Tanda-Tanda School Refusal

Beberapa tanda yang perlu diperhatikan orang tua di antaranya:

  1. Sering absen atau terlambat ke sekolah. Anak lebih sering tidak masuk, terutama setelah liburan atau akhir pekan.
  2. Mengeluh sakit fisik. Keluhan seperti sakit perut, pusing, atau mual muncul setiap kali harus berangkat sekolah, tetapi hilang ketika anak diizinkan tinggal di rumah.
  3. Reaksi emosional berlebihan. Menangis keras, tantrum, memohon kepada orang tua, atau menolak keluar dari kamar.
  4. Menghindari kontak sosial di sekolah. Anak lebih banyak menyendiri, sering datang ke ruang guru atau UKS tanpa alasan medis yang jelas.

Melansir laman Rogers Behavioral Health, tanda-tanda ini dapat muncul bertahap dan semakin intens jika tidak segera ditangani.

Penyebab School Refusal

School refusal adalah kondisi yang kompleks dengan berbagai penyebab yang saling berhubungan.

1. Separation Anxiety Disorder (SAD)

Sebagian besar kasus school refusal berkaitan dengan kecemasan berpisah (SAD). Anak merasa takut atau khawatir berlebihan saat harus berpisah dari orang tua. Studi menunjukkan sekitar 75–80% kasus school refusal terkait dengan SAD.

2. Bullying atau Konflik Sosial

Intimidasi dari teman sebaya, pengucilan, atau bullying (termasuk cyber bullying) menjadi alasan utama anak menghindari sekolah. Rasa takut ini dapat menimbulkan trauma mendalam sehingga anak menolak kembali ke sekolah.

3. Tekanan Akademik

Tuntutan nilai yang tinggi, banyaknya tugas, atau rasa takut gagal juga bisa memicu school refusal. Anak merasa sekolah sebagai tempat yang penuh tekanan.
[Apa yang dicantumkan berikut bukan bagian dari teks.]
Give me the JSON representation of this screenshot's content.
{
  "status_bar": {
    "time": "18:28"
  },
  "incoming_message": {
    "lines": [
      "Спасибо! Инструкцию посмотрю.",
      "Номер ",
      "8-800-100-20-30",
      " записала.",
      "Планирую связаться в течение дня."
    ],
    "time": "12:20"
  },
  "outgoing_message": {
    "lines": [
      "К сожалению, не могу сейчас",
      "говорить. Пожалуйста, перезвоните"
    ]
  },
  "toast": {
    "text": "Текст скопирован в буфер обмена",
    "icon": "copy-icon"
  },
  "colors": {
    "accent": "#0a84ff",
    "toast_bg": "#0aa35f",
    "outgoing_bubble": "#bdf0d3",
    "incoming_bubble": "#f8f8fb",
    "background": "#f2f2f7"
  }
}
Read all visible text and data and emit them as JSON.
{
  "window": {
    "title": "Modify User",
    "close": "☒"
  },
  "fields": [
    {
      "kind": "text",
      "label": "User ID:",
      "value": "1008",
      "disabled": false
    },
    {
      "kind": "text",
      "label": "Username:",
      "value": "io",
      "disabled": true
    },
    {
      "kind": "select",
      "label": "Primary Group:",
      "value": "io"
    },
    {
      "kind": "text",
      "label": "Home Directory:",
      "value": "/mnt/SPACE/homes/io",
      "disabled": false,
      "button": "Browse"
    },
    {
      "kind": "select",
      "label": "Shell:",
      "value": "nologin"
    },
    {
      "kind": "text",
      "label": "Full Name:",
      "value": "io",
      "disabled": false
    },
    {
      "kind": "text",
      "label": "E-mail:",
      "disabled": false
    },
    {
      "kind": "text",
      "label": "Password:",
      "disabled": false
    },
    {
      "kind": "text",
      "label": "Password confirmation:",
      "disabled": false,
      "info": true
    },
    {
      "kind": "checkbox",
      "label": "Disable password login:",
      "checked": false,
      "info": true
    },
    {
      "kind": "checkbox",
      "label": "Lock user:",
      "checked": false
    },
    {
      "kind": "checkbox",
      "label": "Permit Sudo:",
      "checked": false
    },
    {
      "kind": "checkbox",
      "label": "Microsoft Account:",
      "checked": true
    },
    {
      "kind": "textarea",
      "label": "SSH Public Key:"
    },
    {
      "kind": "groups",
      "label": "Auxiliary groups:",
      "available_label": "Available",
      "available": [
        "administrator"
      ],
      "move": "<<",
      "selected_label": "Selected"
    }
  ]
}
4. Peristiwa Stres atau Transisi Besar

Pindah rumah, pindah sekolah, perceraian orang tua, atau kehilangan orang yang dicintai bisa memunculkan kecemasan besar terhadap lingkungan baru.

5. Dukungan Sekolah atau Keluarga yang Kurang

Pola asuh yang terlalu protektif, hubungan buruk dengan guru, atau sekolah yang kurang suportif dapat memperburuk kondisi ini.

Langkah yang Bisa Dilakukan Orang Tua

1. Bangun Komunikasi Empatik

Dengarkan perasaan anak tanpa menghakimi. Tanyakan dengan lembut, “Apa yang membuat kamu merasa tidak nyaman di sekolah?” Untuk anak kecil, gunakan metode visual seperti gambar atau emoji untuk mengungkapkan emosi.

2. Libatkan Sekolah

Beritahu guru atau konselor sekolah mengenai kondisi anak. Mintalah bantuan untuk menciptakan strategi reintegrasi yang bertahap, seperti mengurangi jam sekolah sementara atau mendampingi anak saat tiba di sekolah.

3. Konsultasi dengan Profesional

Jika kondisi berlanjut, segera temui psikolog anak atau psikiater. Terapi berbasis Cognitive Behavioral Therapy (CBT) terbukti efektif membantu anak mengatasi kecemasan dan membangun kembali keberanian untuk ke sekolah.

4. Ciptakan Rutinitas yang Konsisten di Rumah

Rutinitas yang jelas membuat anak merasa aman. Pastikan anak tidur cukup, sarapan, dan berangkat sekolah pada jam yang sama setiap hari. Jika anak harus tetap di rumah, hindari memberi aktivitas yang terlalu menyenangkan agar tidak menjadi ganjaran bagi absen sekolah.

5. Pemaparan Bertahap (Gradual Exposure)

Ajak anak masuk sekolah secara bertahap. Misalnya, hari pertama hanya mengikuti pelajaran favorit, kemudian secara perlahan menambah jam sekolah. Berikan pujian atau penghargaan kecil atas setiap kemajuan.

6. Dukungan Sosial

Mintalah bantuan teman dekat anak untuk menemaninya pergi ke sekolah. Hubungan yang suportif dengan teman sebaya dapat membuat anak lebih nyaman berada di lingkungan sekolah.